SAN problems. Random issues with an older NSM160. One of our Network Storage Modules went off-line on Friday last week (11/6/09), about mid-day. I was able to call HP and get support immediately. We initially rebooted the unit and it returned to normal for a few hours. It then went off-line again later that day. HP took a closer look at the unit and discovered some really odd artifacts. The unit had stopped writing logs on August. HP engineering also found some really odd permission problems with the software RAID components. We took the unit off-line using their Repair NSM function, rebuild & re-initialized the RAID array, and then reintroduced the unit into the cluster so that the data could re-stripe itself to the rebuild unit. Fortunately, we have not seen any additional problems from that unit since doing so. HP has shipped a replacement unit, which is back-ordered, but should hopefully arrive in the next 3-5 days.
SAN/iQ upgrade. Meet with our HP/LHN Storage Sales Specialist and talked (for a good 2 hours) about updates down the line and our current situation. It was kinda fortunate that we had encountered problems the previous week so that I could bring up any support issues in our conversation. Overall, I feel that their support services are getting much better. I assume that most of their merger-pains have subsided and they are doing a rather decent job. I plan to schedule and perform a SAN/iQ software upgrade in early Januaray. We shall see how that goes.
WAD2. WAD is the acronym we’ve given to our Web, Auth, & Database servers. The redundant set (thus the reasoning behind 1 & 2) in a secondary site randomly went off-line on Monday morning (11/09/09). It was quite cumbersome to have had these units go down during that time since I was in a meeting with our HP/LHN rep.. After the meeting, I did some digging around and I believe I’ve narrowed down the cause of the interruption to an Automatic Transfer Switch. The switch may be faulty. We’re looking towards replacing it, and two faulty UPSes in the same space.

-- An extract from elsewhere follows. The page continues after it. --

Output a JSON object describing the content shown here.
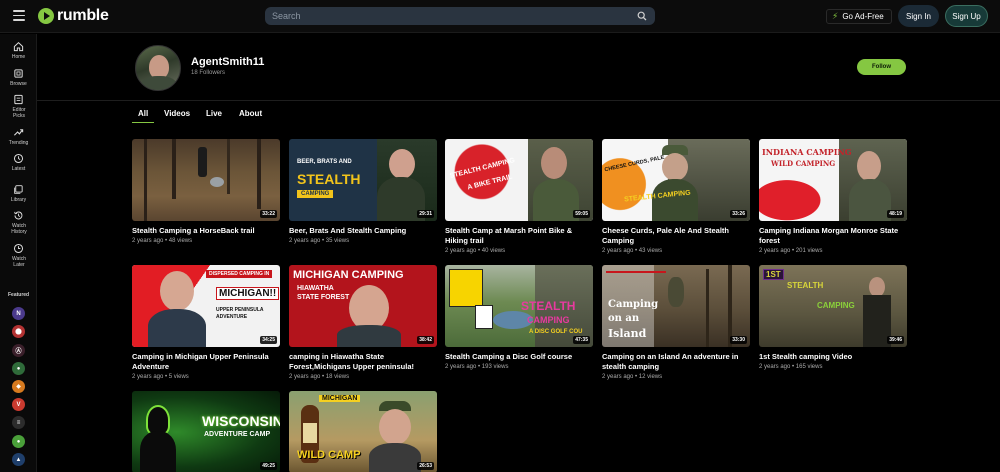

During the interruption of the WAD2 servers, actually a bit before that… While I was helping our Network Admin with some Radius configuration I ran into two headaches. 1) our service agreement for this product needs to be renewed. 2) it appears as if all production services are running on the WAD1 setup, except for Radius and bulk import utilities for administrative data. When WAD2 when down, it impacted those utilities and more importantly Radius Authentication for our new wireless network. Furthermore, once those services were restored, Joe found some issues with NFS and iSCSI mounts. Oh, I also discovered that Radius Authentication services (for some perl reason) cannot be enabled on WAD1 systems and so I’m faced with trying to figure out what the best fix will be in the foreseeable future.
Support Contract renewal for VMware. I’ve completed all of the leg work and paper work. I just need the P.O. to be signed so that I can submit it. Once that is done I can begin planning an update and eventually a capacity upgrade.
We’ve hired a Web Programmer / Systems Administrator. I don’t know the specifics but I’m content. The CIO hire is another process altogether that I’m not very keyed into.
I guess that about wraps it up.
–Raf